Simon Pierre-Antoine Chaumien. Le Président Laurent Deleuil. Judas Adrien Djouadou.
Chœur de l’Opéra Grand Avignon. Direction Aurore Marchand
Ballet de l’Opéra Grand Avignon. Direction NN
Maîtrise de l’Opéra Grand Avignon. Direction Florence Goyon-Pogemberg
Orchestre national Avignon-Provence
Création. Nouvelle production, en coproduction avec le Festival de Sarajevo
« Dans une minute… Dans 20 secondes… ». Comme quelques jours plus tôt pour L’Histoire du soldat, la petite poignée de journalistes invités ont la sensation de vivre un moment exceptionnel avec cette création sur la Toile, sans public et en plein confinement. Le petit frémissement qui accompagne les dernières minutes avant le direct, et la vague appréhension que l’on suppose chez les acteurs de ce qui va être une création mondiale. Un moment toujours rare.

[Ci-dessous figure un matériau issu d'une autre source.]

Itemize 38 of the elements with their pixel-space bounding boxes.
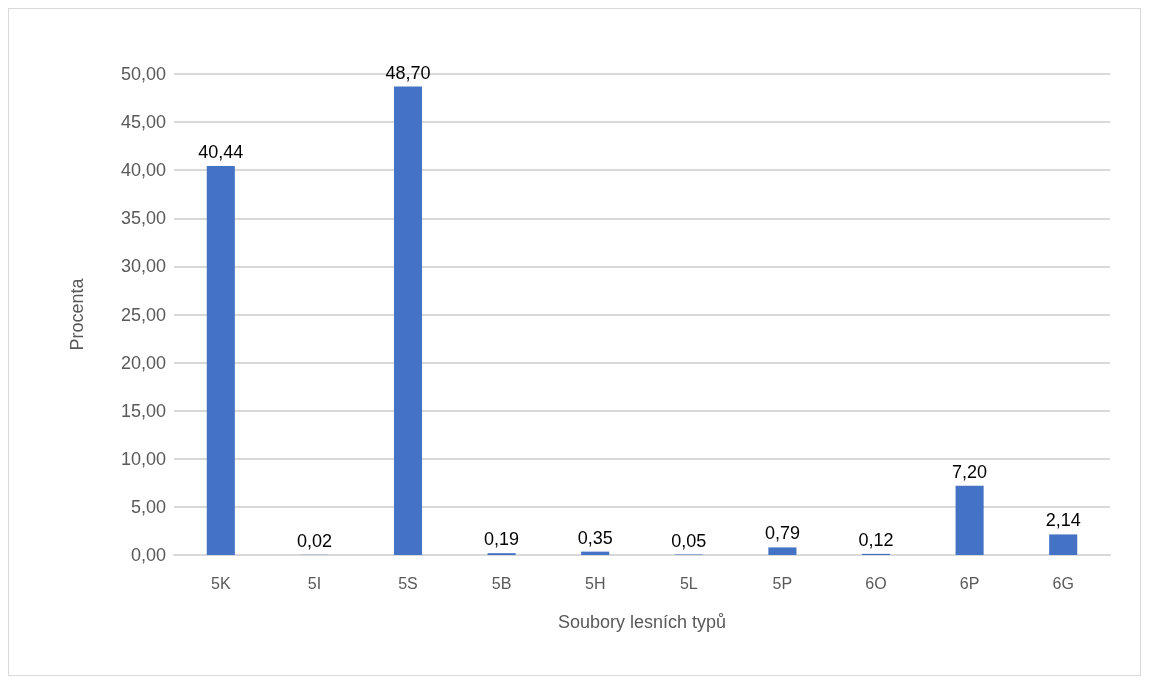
- x-tick-label: 5L: [679, 574, 698, 592]
- x-axis-title: Soubory lesních typů: [557, 612, 727, 632]
- data-label: 2,14: [1045, 510, 1081, 531]
- bar: [1049, 534, 1078, 555]
- data-label: 48,70: [385, 62, 431, 83]
- x-tick-label: 5I: [307, 574, 322, 592]
- data-label: 0,79: [764, 523, 800, 544]
- y-tick-label: 20,00: [120, 352, 166, 373]
- y-tick-label: 25,00: [120, 304, 166, 325]
- y-tick-label: 30,00: [120, 256, 166, 277]
- data-label: 7,20: [952, 461, 988, 482]
- data-label: 0,02: [296, 530, 332, 551]
- y-tick-label: 5,00: [130, 496, 166, 517]
- x-tick-label: 6G: [1052, 574, 1074, 592]
- data-label: 0,05: [671, 530, 707, 551]
- x-tick-label: 5S: [398, 574, 418, 592]
- data-label: 0,12: [858, 529, 894, 550]
- y-tick-label: 0,00: [130, 545, 166, 565]
- x-tick-label: 6O: [865, 574, 887, 592]
- x-tick-label: 5P: [772, 574, 793, 592]
- x-tick-label: 5B: [491, 574, 512, 592]
- y-tick-label: 45,00: [120, 112, 166, 133]
- y-tick-label: 40,00: [120, 160, 166, 181]
- y-axis-title: Procenta: [67, 277, 87, 351]
- y-tick-label: 50,00: [120, 64, 166, 84]
- y-tick-label: 35,00: [120, 208, 166, 229]
- x-tick-label: 5H: [584, 574, 606, 592]
- data-label: 40,44: [198, 141, 244, 162]
- x-tick-label: 6P: [959, 574, 980, 592]
- x-tick-label: 5K: [211, 574, 231, 592]
- data-label: 0,35: [577, 527, 613, 548]
- y-tick-label: 15,00: [120, 400, 166, 421]
- bar: [955, 485, 984, 555]
- bar: [768, 547, 797, 555]
- y-tick-label: 10,00: [120, 448, 166, 469]
- data-label: 0,19: [484, 529, 520, 550]
- bar: [206, 165, 235, 555]
- bar: [393, 86, 423, 555]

Résumé : un jeune homme découvre, dans sa calvitie, l’image de la déforestation, voire du désastre auquel court la planète ; endossant une mission salvatrice, il se rend au sommet de l’ONU pour plaider la cause de la planète et de l’homme ; sur un malentendu il y sera abattu, renvoyant l’humanité à ses interrogations.
Inspirée d’un roman éponyme, et d’une pièce de théâtre, tous deux signés d’Augustin Billetdoux, l’œuvre repose sur donc une analogie originale : l’alopécie androgénétique serait la métaphore de la catastrophe écologique qui touche la planète.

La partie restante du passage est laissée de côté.